Yusuf dalam Al-Qur`an dan Alkitab
Oleh: Donny Syofyan, Dosen Fakultas Ilmu Budaya Universitas Andalas
Saya ingin melanjutkan tentang kisah Yusuf yang begitu indah. Dalam Al-Qur'an, kisah Nabi Yusuf ini diceritakan secara paling lengkap, bahkan menjadi satu surah tersendiri. Kisahnya pun diuraikan secara runtut dan kronologis, ayat demi ayat. Apakah hal serupa juga kita temukan dalam Alkitab? Pada umumnya Alkitab juga menyajikan kisah para nabi secara berurutan, terutama dalam kitab Kejadian, di mana kisah Yusuf termuat.
Ketika membaca kisah Yusuf baik dalam Alkitab maupun Al-Qur`an, saya menemukan bahwa kedua narasi tersebut memiliki banyak kemiripan. Hanya ada beberapa perbedaan kecil di sana-sini. Beberapa perbedaan kecil itu kemungkinan besar disebabkan oleh cara penyusunan Alkitab. Para sejarawan saat ini berpendapat bahwa Pentateukh, atau lima kitab pertama Alkitab yang juga dikenal sebagai Taurat, disusun dari berbagai sumber narasi yang berbeda. Salah satunya disebut "J" karena menggunakan nama "Yehuwa" untuk Tuhan, yang lain disebut "E" karena menggunakan kata "Elohim", dan ada juga sumber ketiga yang disebut "P" atau “Priestly” yang artinya "Imam".
Konsepnya adalah, setelah kembali dari pengasingan di Yerusalem, para pemimpin Yahudi menyatukan dua sumber narasi yang ada, J dan E, menjadi satu kesatuan. Para imam kemudian berperan sebagai editor, menyisipkan narasi mereka sendiri di antara keduanya untuk menciptakan alur cerita yang lebih koheren, sekaligus menambahkan tafsir dan perspektif mereka. Hasilnya adalah kitab Kejadian yang kita kenal sekarang, dengan tiga lapisan narasi yang berbeda: J, E, dan P.

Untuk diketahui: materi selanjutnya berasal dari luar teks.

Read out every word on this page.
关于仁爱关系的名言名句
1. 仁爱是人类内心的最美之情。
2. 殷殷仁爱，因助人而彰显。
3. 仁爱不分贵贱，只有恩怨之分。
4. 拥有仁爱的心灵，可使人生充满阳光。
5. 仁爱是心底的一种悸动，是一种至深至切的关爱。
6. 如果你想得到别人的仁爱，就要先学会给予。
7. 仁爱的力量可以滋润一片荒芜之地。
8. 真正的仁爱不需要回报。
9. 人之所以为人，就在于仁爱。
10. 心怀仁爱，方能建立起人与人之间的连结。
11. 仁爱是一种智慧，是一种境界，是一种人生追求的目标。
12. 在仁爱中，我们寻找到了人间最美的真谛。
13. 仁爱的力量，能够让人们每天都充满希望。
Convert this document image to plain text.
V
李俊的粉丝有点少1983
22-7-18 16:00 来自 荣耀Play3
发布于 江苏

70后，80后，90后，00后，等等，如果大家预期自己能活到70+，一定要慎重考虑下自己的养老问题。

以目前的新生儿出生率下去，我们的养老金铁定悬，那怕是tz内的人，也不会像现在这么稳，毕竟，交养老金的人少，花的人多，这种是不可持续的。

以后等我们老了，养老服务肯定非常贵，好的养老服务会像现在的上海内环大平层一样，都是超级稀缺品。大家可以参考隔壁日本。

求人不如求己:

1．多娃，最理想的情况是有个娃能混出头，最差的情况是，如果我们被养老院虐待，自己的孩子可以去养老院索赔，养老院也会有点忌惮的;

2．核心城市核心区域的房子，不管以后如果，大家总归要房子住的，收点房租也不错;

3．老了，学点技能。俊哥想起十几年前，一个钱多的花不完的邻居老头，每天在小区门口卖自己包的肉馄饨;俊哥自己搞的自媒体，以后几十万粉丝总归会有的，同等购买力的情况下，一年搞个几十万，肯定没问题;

Karena kisah Yusuf disusun dari berbagai sumber ini, terdapat beberapa ketidakkonsistenan dalam narasinya. Misalnya, ada bagian yang menyebutkan Yusuf dijual ke Mesir oleh kafilah Ismael, namun di bagian lain dikatakan bahwa orang Midian yang membelinya dan kemudian menjualnya lagi ke orang Ismael, atau bahkan langsung ke Mesir.
Meskipun terdapat perbedaan-perbedaan kecil ini, secara keseluruhan kisah Yusuf tetap mengalir dengan lancar, menggambarkan perjalanan hidupnya dari seorang pemuda hingga menjadi penguasa berpengaruh di Mesir. Pada akhirnya, ia bertemu kembali dengan keluarganya yang memberikan penghormatan kepadanya, sebuah momen yang menggenapi mimpi-mimpi yang pernah ia alami sebelumnya.
Dalam Al-Qur`an, Yusuf digambarkan sebagai salah satu nabi yang diberkahi oleh Allah dengan kemampuan luar biasa untuk menafsirkan mimpi. Bahkan, dalam tradisi Islam, mimpi dianggap sebagai salah satu bentuk wahyu atau petunjuk dari Tuhan kepada para nabi-Nya. Melalui mimpi, para nabi menerima bimbingan ilahi yang kemudian mereka sampaikan kepada umat manusia.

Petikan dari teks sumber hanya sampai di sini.